There is nothing wrong with having your message spread through advocates for your cause. Independent people who are known, liked and trusted can play an important role in amplifying a message. The DA has a large team of social media supporters that we call “brand ambassadors”, because they believe in our cause and want to add their voices to ours.
But this kind of advocacy has to be based on trust and truth. The “influencer” who might speak up for you must do so because he or she trusts that your message is not only for the good of the country, but also that it is truthful. It can never be part of a misinformation campaign, based on “alternative facts” and with the deliberate intention of misrepresenting other parties and defrauding the electorate.
Everything about this ANC campaign was deceitful and malicious. It had nothing to do with promoting the values, the achievements and the plans of the ANC, and was only about one thing: making lies about the opposition appear as believable and legitimate as possible. It included printing fake election posters and leaflets, setting up fake news websites and running a social media smear campaign against opposition parties and their leaders.
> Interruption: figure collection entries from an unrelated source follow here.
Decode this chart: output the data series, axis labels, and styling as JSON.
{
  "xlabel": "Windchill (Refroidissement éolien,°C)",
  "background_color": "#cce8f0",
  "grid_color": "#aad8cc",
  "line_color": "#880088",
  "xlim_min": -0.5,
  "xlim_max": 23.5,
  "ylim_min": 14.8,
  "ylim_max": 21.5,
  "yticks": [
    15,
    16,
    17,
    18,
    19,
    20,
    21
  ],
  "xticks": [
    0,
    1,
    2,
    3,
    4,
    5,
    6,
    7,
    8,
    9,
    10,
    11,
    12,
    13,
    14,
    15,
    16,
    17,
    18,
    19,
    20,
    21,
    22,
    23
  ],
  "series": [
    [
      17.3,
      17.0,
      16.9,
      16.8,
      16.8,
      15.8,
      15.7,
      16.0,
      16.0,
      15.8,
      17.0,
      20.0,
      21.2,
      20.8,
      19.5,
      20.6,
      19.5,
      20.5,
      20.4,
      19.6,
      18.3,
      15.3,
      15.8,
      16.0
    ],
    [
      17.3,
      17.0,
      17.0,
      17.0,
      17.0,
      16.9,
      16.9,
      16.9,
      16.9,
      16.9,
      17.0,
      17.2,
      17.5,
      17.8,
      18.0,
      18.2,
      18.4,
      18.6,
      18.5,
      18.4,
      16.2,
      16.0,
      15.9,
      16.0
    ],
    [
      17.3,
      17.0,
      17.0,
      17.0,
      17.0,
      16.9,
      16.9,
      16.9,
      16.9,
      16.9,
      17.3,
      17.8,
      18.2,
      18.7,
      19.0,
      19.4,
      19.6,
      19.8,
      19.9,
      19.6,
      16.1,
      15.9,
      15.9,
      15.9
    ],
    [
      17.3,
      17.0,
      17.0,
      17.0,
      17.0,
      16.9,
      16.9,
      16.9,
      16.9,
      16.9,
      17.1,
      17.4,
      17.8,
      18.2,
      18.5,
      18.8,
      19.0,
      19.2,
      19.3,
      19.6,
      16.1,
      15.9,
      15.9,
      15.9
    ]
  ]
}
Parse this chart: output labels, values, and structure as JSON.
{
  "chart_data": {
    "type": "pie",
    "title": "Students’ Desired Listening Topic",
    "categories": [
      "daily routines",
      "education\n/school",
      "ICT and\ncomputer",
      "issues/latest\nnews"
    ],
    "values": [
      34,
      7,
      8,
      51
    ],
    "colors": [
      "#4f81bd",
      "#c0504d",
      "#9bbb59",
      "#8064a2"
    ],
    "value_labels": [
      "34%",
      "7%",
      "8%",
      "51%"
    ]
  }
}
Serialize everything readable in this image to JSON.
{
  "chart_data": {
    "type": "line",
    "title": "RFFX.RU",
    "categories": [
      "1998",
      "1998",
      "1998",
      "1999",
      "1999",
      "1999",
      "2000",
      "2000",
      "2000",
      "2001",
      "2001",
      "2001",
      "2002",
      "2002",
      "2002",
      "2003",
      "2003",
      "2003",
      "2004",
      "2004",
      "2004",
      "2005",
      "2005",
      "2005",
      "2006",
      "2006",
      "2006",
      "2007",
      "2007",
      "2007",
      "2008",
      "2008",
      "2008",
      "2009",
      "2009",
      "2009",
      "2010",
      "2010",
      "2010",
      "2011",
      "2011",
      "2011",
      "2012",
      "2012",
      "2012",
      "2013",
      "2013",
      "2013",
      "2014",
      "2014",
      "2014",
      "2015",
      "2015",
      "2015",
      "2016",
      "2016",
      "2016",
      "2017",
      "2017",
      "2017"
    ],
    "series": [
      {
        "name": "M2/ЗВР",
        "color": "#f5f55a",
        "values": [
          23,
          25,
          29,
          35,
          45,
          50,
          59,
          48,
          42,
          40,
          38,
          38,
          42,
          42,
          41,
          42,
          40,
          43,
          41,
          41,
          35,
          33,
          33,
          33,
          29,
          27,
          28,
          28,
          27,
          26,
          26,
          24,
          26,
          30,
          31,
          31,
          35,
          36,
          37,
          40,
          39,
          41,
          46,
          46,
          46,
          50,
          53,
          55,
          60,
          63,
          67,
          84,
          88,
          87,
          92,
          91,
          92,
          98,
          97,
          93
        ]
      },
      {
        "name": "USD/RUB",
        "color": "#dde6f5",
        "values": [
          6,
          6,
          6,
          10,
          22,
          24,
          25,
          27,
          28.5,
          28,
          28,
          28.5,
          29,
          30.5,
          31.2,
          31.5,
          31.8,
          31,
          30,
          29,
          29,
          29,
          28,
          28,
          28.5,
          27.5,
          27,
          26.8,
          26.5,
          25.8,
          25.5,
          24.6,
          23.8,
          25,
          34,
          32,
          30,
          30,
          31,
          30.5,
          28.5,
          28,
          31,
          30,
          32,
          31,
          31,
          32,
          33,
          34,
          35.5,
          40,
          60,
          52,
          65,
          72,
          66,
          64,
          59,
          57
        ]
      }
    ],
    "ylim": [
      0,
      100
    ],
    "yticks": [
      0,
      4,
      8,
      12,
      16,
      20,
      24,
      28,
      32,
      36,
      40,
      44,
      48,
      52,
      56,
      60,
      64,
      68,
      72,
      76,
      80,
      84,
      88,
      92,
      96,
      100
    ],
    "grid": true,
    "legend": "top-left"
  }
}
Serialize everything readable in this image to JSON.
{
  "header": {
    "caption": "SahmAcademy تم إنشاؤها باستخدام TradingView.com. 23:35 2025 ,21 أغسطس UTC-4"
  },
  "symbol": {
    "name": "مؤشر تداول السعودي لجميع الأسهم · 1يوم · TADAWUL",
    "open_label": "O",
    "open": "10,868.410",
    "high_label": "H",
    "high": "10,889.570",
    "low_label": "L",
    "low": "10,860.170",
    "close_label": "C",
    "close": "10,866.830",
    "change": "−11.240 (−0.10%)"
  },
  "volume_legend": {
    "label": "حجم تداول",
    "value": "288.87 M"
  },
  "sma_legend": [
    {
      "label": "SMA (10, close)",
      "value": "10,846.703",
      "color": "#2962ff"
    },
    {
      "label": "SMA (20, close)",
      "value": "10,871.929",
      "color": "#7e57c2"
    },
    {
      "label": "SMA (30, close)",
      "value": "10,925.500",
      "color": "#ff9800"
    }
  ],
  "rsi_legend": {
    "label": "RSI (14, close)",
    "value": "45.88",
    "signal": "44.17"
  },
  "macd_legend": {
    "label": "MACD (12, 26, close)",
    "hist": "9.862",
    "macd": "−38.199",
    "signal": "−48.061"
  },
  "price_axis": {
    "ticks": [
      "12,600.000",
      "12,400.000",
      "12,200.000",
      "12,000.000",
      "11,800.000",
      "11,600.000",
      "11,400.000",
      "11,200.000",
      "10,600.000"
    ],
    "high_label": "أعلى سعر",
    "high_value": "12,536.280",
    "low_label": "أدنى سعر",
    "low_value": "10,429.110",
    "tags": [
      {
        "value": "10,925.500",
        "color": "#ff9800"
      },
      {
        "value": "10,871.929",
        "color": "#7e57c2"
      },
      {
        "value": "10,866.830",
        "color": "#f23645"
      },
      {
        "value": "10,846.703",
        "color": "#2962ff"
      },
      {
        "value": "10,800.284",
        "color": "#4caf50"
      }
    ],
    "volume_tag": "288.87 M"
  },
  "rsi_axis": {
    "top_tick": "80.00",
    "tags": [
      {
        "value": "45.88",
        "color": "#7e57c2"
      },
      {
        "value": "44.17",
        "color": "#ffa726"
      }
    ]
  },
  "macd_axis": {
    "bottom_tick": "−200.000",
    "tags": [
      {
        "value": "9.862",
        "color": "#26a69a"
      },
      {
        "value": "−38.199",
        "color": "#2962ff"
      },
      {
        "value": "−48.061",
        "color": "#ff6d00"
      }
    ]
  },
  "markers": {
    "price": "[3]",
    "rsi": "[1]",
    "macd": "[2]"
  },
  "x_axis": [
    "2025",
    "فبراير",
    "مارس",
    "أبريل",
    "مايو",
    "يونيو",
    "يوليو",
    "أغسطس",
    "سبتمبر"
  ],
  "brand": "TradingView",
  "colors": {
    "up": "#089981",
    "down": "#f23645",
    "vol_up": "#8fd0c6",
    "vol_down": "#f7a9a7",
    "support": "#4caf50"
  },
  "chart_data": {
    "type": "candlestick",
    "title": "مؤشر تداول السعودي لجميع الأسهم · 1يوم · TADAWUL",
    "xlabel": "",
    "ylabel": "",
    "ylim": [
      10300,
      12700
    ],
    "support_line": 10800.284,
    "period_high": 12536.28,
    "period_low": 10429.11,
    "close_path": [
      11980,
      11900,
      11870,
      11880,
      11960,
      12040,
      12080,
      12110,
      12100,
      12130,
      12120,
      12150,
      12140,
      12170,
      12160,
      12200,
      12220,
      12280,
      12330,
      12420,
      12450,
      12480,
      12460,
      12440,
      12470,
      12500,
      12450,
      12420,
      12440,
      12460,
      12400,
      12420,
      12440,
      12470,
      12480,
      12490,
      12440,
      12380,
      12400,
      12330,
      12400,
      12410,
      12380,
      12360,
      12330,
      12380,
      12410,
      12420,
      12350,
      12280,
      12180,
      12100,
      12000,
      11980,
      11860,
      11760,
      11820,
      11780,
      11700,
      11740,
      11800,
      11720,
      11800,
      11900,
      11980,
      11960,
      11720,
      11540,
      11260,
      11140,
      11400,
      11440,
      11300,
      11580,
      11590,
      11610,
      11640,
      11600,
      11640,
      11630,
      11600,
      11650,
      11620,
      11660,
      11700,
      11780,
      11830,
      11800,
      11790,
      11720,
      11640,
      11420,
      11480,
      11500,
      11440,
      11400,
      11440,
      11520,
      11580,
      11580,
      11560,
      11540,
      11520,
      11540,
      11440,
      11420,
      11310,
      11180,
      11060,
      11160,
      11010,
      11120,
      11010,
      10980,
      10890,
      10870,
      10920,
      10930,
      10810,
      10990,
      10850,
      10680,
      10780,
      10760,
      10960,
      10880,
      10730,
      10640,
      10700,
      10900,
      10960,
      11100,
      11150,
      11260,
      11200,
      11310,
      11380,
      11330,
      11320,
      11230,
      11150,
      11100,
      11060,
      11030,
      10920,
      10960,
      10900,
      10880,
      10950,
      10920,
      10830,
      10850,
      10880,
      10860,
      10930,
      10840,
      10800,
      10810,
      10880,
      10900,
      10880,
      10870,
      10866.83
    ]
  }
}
This goes beyond mischief. It is a criminal offense that carries, for good reason, harsh penalties of up to ten years in jail. Such actions threaten to derail the legitimacy of our democracy and could plunge our country into chaos and violence.
Little wonder then that the ANC are scrambling so hard to deny this modern-day Info Scandal. They know that this is one of the most serious allegations a party can face. They are now in full damage-control mode. But the facts, which include an offer from the ANC to pay R1 million in “hush money” to the whistle-blower, will not go away. Eventually they will have to take responsibility.
The DA will not let this scandal die down quietly. I will be meeting with the Commissioners of the IEC next week, and will press them for a full investigation into the ANC’s conduct. And, if we must, we will take this to the courts. We will continue to play by the rules that keep our democracy on track, and we will continue to expose those who violate these rules.
But in the meantime, keep your eyes wide open. Know that you are being targeted by fake news and propaganda. Question everything and make it your mission to know when your trust is being abused.